Penicilina
A penicilina inaugurou a era dos antibióticos e virou o curso de infecções que, até então, levavam do arranhão à sepse com poucas armas clínicas.
Contexto histórico
Em 1928, Alexander Fleming observou lise bacteriana em torno de um mofo de Penicillium. O achado ficou semiadormecido até Howard Florey, Ernst Chain e a equipe de Oxford, por volta de 1939–1940, purificarem e testarem o extrato em escala. A produção de guerra nos Estados Unidos transformou a gota de laboratório em frasco de campanha.

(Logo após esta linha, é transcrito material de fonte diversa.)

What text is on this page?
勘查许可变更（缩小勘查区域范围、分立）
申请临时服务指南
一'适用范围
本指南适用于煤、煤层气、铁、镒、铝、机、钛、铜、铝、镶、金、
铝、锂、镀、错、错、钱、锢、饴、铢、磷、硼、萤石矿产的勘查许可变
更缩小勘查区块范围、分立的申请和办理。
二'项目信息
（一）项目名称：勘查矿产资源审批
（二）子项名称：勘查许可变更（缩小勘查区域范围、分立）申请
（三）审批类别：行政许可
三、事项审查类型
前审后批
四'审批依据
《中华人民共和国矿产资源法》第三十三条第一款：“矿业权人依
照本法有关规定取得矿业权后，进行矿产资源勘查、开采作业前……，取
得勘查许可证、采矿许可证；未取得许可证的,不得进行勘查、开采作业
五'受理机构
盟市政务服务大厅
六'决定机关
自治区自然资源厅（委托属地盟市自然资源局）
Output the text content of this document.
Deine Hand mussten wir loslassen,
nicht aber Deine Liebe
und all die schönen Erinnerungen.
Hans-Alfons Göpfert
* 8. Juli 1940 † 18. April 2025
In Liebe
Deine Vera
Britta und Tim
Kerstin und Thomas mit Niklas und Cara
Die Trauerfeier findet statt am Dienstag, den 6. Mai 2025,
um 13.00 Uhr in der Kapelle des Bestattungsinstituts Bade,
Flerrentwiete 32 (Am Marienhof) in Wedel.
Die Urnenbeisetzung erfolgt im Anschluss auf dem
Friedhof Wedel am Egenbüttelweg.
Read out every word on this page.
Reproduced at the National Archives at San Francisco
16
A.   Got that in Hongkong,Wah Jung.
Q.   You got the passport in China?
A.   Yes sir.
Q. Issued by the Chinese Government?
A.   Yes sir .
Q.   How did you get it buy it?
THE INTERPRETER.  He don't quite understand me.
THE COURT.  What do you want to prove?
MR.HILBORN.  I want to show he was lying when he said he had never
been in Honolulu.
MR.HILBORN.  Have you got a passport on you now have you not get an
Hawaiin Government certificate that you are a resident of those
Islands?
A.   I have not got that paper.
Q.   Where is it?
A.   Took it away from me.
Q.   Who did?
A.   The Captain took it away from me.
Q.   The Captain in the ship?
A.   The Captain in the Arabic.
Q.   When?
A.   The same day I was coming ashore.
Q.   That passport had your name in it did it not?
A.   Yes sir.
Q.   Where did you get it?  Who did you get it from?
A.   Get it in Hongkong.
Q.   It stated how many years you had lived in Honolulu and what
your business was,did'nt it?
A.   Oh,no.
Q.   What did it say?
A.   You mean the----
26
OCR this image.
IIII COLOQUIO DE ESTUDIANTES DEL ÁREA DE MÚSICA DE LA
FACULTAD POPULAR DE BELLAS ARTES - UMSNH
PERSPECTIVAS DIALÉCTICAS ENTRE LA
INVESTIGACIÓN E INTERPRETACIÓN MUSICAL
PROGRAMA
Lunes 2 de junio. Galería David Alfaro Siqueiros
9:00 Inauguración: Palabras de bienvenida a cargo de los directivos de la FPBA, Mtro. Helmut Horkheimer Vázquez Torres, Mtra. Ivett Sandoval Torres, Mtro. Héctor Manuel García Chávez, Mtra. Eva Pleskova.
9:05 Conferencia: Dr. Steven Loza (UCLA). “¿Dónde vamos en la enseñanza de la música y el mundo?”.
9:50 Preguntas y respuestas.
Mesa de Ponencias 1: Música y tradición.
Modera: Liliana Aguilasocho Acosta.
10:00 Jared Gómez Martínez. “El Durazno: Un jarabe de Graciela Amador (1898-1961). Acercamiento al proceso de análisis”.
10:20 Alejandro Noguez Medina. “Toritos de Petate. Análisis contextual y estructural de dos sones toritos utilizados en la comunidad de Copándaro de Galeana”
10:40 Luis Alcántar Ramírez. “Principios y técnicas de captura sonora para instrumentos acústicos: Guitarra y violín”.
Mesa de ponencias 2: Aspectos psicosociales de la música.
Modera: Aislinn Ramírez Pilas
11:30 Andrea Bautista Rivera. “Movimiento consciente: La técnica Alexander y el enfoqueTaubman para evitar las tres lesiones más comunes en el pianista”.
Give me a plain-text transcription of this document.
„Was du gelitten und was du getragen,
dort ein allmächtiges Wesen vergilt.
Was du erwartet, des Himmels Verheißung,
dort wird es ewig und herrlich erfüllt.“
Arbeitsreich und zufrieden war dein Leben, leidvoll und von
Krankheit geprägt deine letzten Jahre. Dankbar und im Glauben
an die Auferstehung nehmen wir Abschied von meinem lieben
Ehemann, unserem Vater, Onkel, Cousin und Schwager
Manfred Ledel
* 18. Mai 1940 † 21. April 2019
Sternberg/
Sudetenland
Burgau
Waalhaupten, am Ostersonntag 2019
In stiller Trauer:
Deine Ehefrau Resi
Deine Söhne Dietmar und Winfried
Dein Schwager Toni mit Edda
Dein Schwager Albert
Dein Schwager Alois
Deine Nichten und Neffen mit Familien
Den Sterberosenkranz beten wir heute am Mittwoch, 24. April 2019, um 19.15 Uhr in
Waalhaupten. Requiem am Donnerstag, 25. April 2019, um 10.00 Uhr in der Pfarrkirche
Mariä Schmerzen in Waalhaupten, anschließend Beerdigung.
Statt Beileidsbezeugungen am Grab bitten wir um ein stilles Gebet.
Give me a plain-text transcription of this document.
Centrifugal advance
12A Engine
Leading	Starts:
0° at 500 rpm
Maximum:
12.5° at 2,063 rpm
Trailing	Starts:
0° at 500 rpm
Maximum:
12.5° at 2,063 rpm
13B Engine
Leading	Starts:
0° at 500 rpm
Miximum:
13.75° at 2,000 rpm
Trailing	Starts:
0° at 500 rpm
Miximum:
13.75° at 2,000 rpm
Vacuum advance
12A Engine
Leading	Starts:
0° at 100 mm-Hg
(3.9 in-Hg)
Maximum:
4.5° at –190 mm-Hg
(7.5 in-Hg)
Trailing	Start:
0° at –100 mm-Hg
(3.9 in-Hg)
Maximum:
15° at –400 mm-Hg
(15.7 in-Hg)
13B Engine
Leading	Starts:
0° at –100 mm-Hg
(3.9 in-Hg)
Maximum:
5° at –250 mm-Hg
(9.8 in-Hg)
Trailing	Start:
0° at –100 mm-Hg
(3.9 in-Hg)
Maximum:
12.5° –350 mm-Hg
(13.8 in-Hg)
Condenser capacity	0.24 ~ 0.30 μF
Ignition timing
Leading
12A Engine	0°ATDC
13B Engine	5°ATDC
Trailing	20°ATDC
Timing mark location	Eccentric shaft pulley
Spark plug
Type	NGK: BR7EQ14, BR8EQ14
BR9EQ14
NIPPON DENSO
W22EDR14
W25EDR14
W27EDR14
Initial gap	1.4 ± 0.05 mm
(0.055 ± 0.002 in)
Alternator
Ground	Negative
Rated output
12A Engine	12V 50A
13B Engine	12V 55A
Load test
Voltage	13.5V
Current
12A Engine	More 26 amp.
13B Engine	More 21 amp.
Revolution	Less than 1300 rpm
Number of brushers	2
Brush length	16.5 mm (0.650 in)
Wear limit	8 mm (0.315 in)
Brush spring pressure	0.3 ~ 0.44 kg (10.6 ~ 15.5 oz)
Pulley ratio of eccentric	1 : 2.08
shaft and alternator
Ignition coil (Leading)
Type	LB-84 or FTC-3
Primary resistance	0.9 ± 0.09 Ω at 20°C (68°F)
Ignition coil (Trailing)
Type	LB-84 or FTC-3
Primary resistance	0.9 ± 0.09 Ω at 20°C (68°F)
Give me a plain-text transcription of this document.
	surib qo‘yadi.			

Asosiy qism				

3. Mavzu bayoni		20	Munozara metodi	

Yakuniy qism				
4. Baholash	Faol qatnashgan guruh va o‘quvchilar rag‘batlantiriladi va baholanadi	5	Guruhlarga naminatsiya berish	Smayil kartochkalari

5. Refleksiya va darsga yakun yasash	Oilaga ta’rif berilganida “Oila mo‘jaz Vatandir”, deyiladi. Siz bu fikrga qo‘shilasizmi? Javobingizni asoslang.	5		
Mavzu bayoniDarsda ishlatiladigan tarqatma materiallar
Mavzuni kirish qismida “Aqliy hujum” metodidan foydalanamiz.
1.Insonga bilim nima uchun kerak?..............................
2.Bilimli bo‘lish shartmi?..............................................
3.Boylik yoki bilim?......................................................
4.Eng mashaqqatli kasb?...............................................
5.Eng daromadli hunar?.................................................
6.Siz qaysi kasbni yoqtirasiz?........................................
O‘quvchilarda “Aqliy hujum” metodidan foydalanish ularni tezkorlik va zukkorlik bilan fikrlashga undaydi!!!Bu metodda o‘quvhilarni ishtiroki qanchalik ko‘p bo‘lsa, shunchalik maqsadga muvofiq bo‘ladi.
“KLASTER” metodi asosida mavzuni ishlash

Sulfas já existiam; a penicilina mudou a expectativa diante de pneumonia, ferida e gonorreia. O ranking a coloca logo abaixo da vacina porque cura o que a prevenção não evitou, em escala histórica brutal. A guerra forneceu urgência, dinheiro e feridos em número que o laboratório civil não teria. O fármaco nasceu no limiar entre descoberta de bancada e mobilização industrial, e essa dupla origem explica a velocidade da adoção.
Como funciona
Betalactâmicos interferem na parede celular de certas bactérias em divisão. Dosagem, via e tempo de tratamento importam; enzimas bacterianas de resistência — as betalactamases — logo acompanharam o sucesso.
O mecanismo inclui fermentação industrial e controle de pureza. Sem o tanque, o mofo de Fleming seria nota de rodapé. A invenção completa é molécula mais fábrica. Espectro antibacteriano, penetração em tecidos e a meia-vida no sangue definem esquemas. O mecanismo clínico inclui cultura e, hoje, antibiograma: o mesmo mofo não basta quando a parede bacteriana já aprendeu a se defender.
Impacto na sociedade
Cirurgia eletiva e parto hospitalar ficaram menos temerários. A mortalidade por infecção comunitária caiu onde o fármaco chegou. O avesso contemporâneo é a seleção de resistentes — um preço evolutivo do próprio êxito.
Segundo lugar: o maior deslocamento terapêutico do século XX em doenças bacterianas. Fica abaixo da vacina porque age depois do adoecer e porque seu poder se desgasta com o uso. Febres que esvaziavam famílias em uma semana passaram a ceder em dias onde o frasco chegou. Cirurgiões ousaram mais porque a infecção deixou de ser destino quase certo. A resistência atual é o capítulo seguinte dessa mesma história de sucesso.
Curiosidade
Fleming manteve a placa por acaso: um mofo contaminante e uma ausência de férias bem cronometrada. A narrativa do acaso é verdadeira no começo e enganosa no fim — sem a química de Oxford, o acaso não vira fármaco. Urina dos primeiros pacientes era recolhida para reextrair a droga escassa. A escassez transformou o hospital em destilaria às avessas — um detalhe pouco heroico e muito revelador da era pioneira.
Por que esta posição. A posição reflete o salvamento em massa de infecções já instaladas. Neste ranking, só a imunização preventiva supera esse efeito sobre a mortalidade do século XX. Salva infecções já instaladas em escala histórica. Só a imunização preventiva supera esse efeito sobre a mortalidade do século XX; a segunda posição registra exatamente esse 'depois do adoecer'.